Abstract
Generative Adversarial Networks (GANs) are an emerging AI technology with vast potential for disrupting science and industry. GANs are able to synthesize data from complex, high-dimensional manifolds, e.g., images, text, music, or molecular structures. Potential applications include media content generation and enhancement, synthesis of drugs and medical prosthetics, or generally boosting the performance of AI through semi-supervised learning.
Training GANs is an extremely compute-intensive task that requires highly specialized expert skills. State-of-the-art GANs have sizes reaching billions of parameters and require weeks of Graphical Processing Unit (GPU) training time. A number of GAN model “zoos” already offer trained GANs for download from the internet, and going forward – with the increasing complexity of GANs – it can be expected that most users will have to source trained GANs from – potentially untrusted – third parties.
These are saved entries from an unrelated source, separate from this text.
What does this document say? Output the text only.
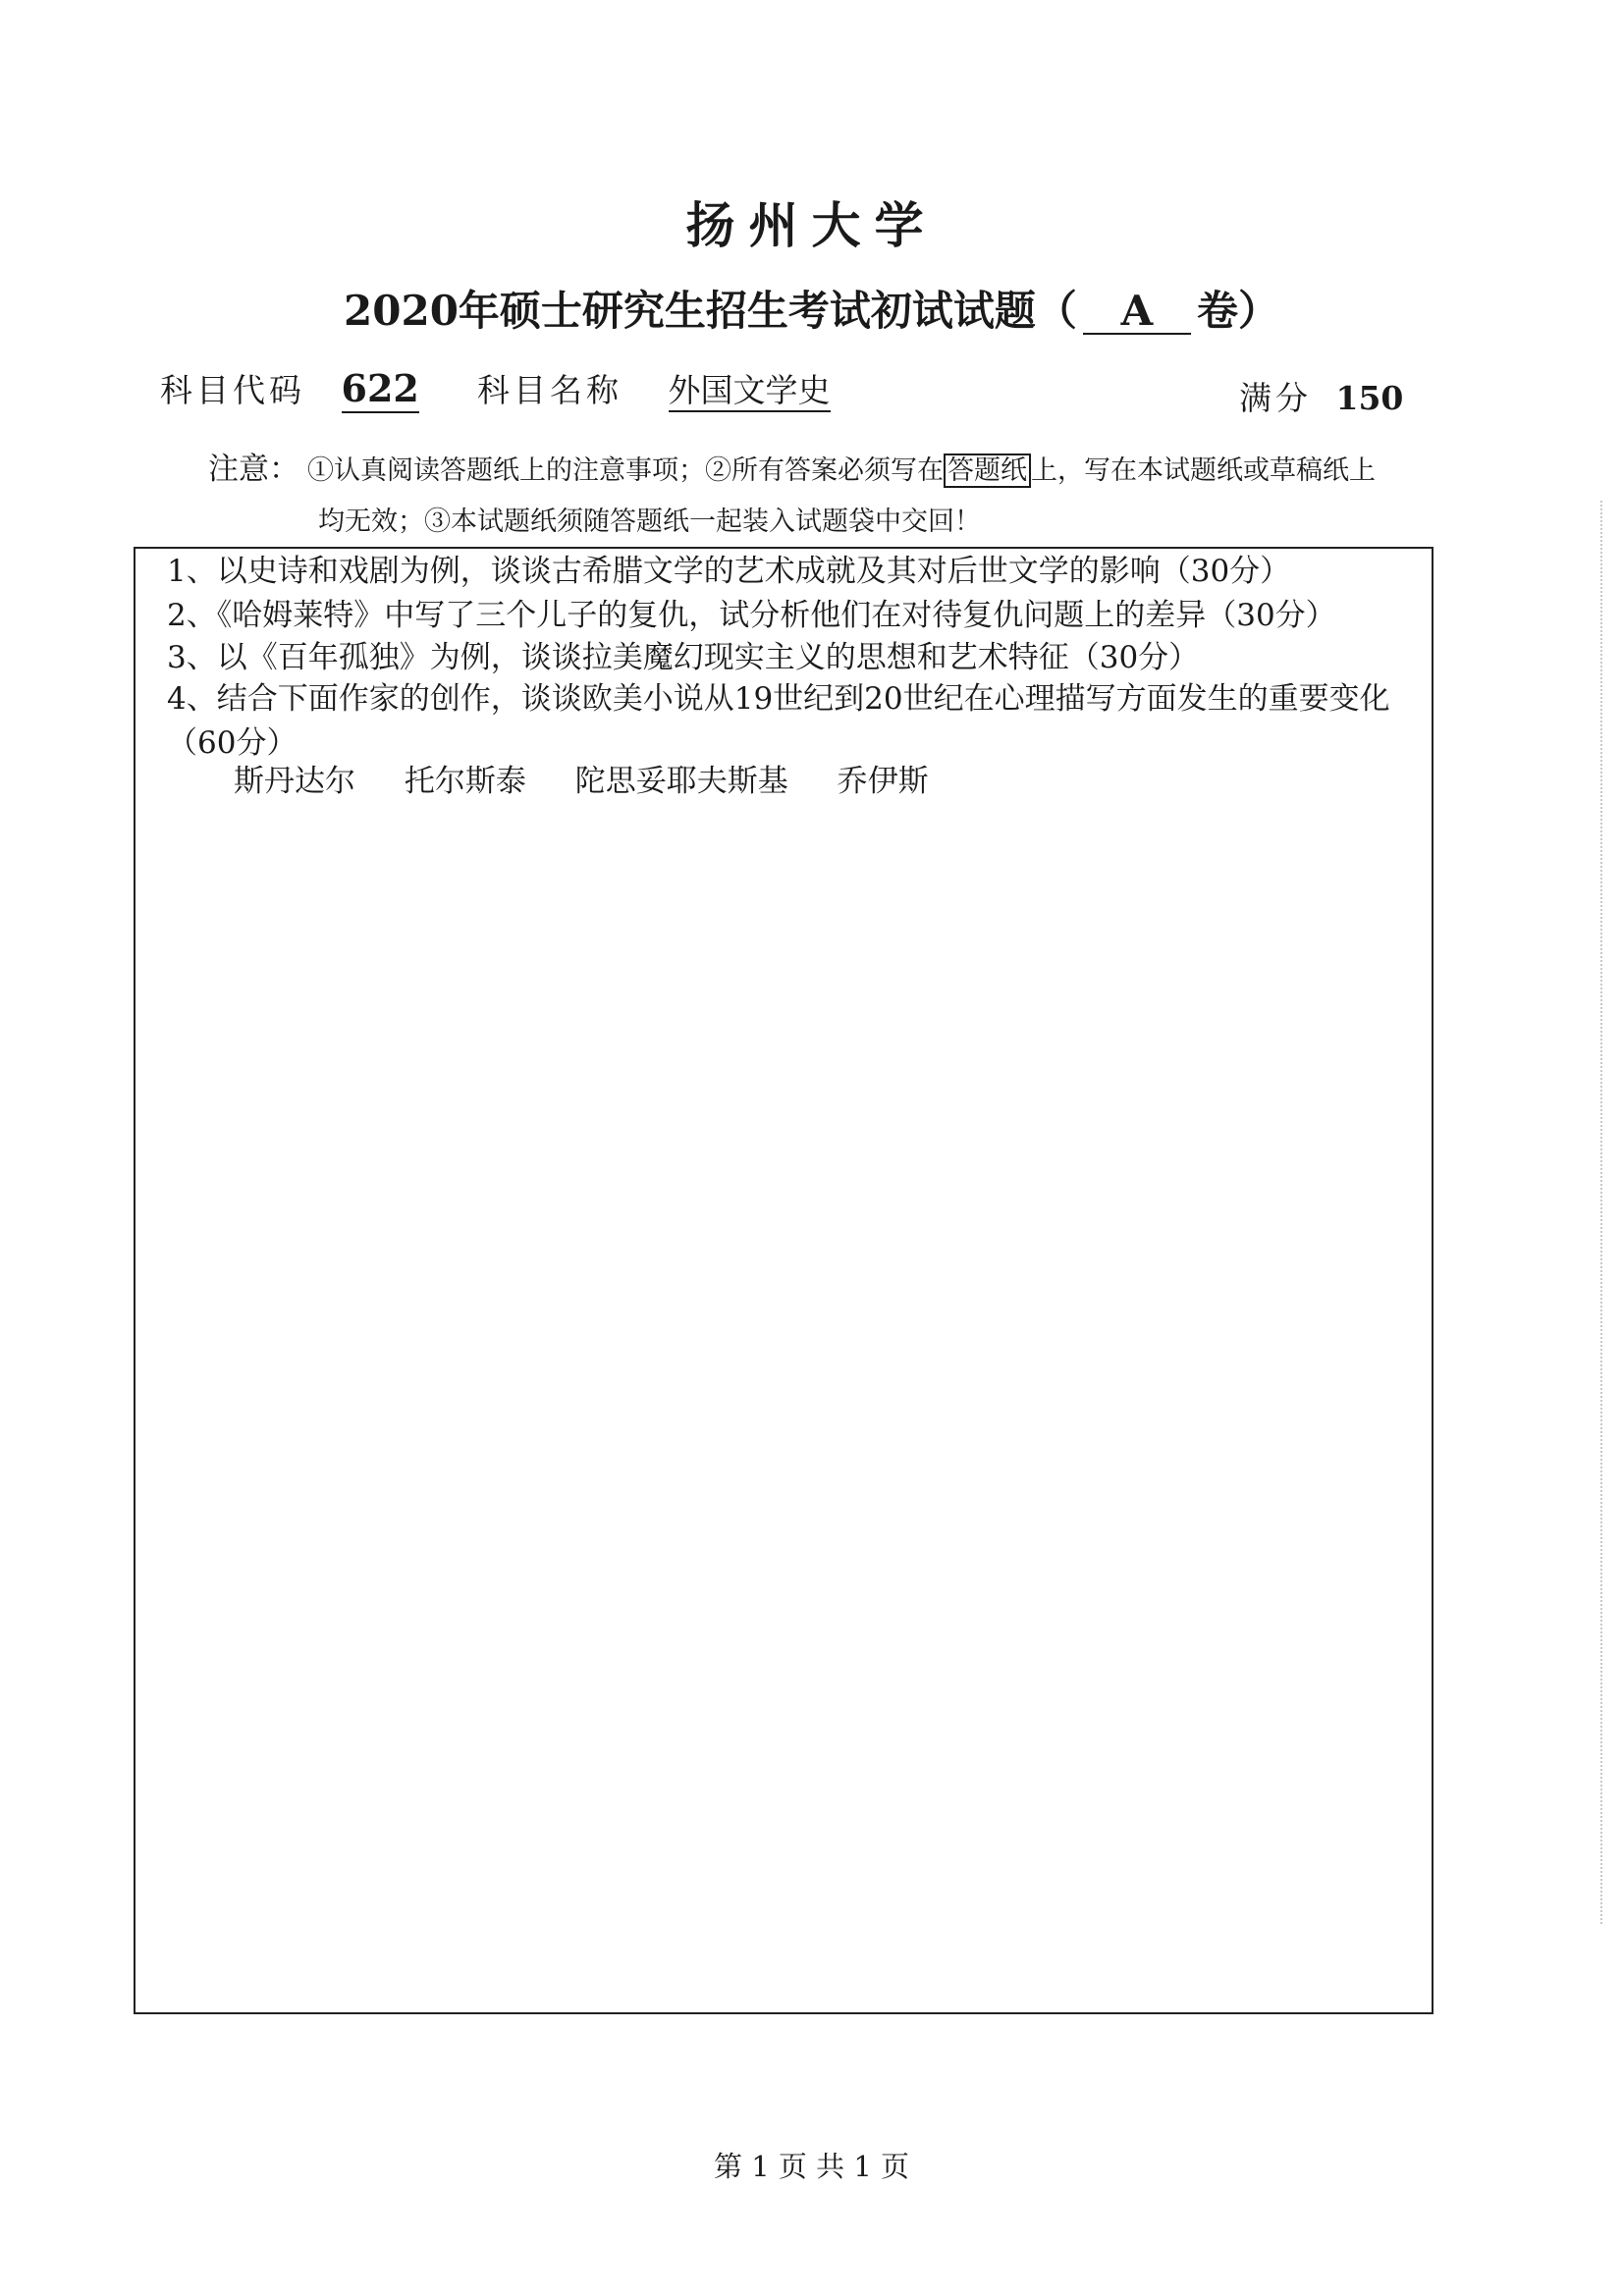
扬州大学
2020年硕士研究生招生考试初试试题（ A 卷）
科目代码 622 科目名称 外国文学史	满分 150
注意： ①认真阅读答题纸上的注意事项；②所有答案必须写在 答题纸 上，写在本试题纸或草稿纸上
均无效；③本试题纸须随答题纸一起装入试题袋中交回！
1、以史诗和戏剧为例，谈谈古希腊文学的艺术成就及其对后世文学的影响（30分）
2、《哈姆莱特》中写了三个儿子的复仇，试分析他们在对待复仇问题上的差异（30分）
3、以《百年孤独》为例，谈谈拉美魔幻现实主义的思想和艺术特征（30分）
4、结合下面作家的创作，谈谈欧美小说从19世纪到20世纪在心理描写方面发生的重要变化（60分）
斯丹达尔 托尔斯泰 陀思妥耶夫斯基 乔伊斯
第 1 页 共 1 页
Surprisingly, while there exists a rich body of literature on evasion and poisoning attacks against conventional, discriminative Machine Learning (ML) models, adversarial threats against GANs – or, more broadly, against Deep Generative Models (DGMs) – have not been analyzed before. To close this gap, we will introduce in this talk a formal threat model for training-time attacks against DGM. We will demonstrate that, with little effort, attackers can backdoor pre-trained DGMs and embed compromising data points which, when triggered, could cause material and/or reputational damage to the organization sourcing the DGM. Our analysis shows that the attacker can bypass naïve detection mechanisms, but that a combination of static and dynamic inspections of the DGM is effective in detecting our attacks.